Although Portillo is keen to push his Eurosceptic agenda on the Greek people he talks to, this is just as backward as a return to the drachma would be for them (as they tell him repeatedly).  The Drachma reminds Greek people of all those fun dictatorships they lived under, but somehow people still chose the Euro. I wonder why?

The problem with Greek capitalism is that the rich didn't pay tax. They had a government who would accommodate this, and also pay out for welfare, eventually to their own debt-ridden detriment. Yacht owners had a loophole, new buildings had a loophole, and no one minded. That is the only generalization I will accept about "the lazy greeks", they have a very lazy bourgeoisie & politicians who couldn't control them but, guess what, every country has one of those! It isn't just a Greek thing!

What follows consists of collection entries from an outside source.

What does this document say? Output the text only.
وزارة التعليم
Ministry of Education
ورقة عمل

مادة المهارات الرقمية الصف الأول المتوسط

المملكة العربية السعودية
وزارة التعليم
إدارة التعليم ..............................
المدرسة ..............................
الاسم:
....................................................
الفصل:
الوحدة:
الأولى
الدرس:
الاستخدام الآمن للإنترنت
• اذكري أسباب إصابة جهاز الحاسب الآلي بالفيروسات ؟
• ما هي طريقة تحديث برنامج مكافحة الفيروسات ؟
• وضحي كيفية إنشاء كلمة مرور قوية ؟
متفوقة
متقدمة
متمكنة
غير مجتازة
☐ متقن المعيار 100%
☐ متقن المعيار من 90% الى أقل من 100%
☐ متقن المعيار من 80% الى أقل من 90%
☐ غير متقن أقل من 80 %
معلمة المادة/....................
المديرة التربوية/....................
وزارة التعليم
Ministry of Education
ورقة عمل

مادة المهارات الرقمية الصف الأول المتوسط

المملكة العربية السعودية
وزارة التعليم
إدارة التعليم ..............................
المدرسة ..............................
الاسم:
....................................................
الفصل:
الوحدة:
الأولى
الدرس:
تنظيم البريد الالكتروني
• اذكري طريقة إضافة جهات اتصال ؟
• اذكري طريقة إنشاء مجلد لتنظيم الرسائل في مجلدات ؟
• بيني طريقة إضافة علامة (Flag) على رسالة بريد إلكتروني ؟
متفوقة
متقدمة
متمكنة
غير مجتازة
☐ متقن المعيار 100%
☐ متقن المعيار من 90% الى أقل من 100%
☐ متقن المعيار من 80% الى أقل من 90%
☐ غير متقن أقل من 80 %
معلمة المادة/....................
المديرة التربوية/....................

But, owing to a weak economy based on tourism and olive oil, Greek capitalism is looking quite unstable.. and the bourgeoisie aren't as lazy any more. They are quite frantically working with the IMF and the ECB, stamping down the living standards of working people in a hope to protect their profits..

Paying for welfare is not a problem, but accommodating capitalism is. What seems mad to be about the greek crisis, is it is not as if there is less of anything, they have enough people & resources to sustain themselves, but cuts and the recession are forcing so many people into poverty, and its like WHY IS THE ECONOMY CONTROLLING PEOPLE! DIDN'T WE INVENT IT ??

In short, looking at Greece, socialism is the only way forward, unless you like poverty, austerity and military dictatorships.. People can waste a lot of time debating whether they would prefer a national dictatorship or a European one, but I would vote for neither.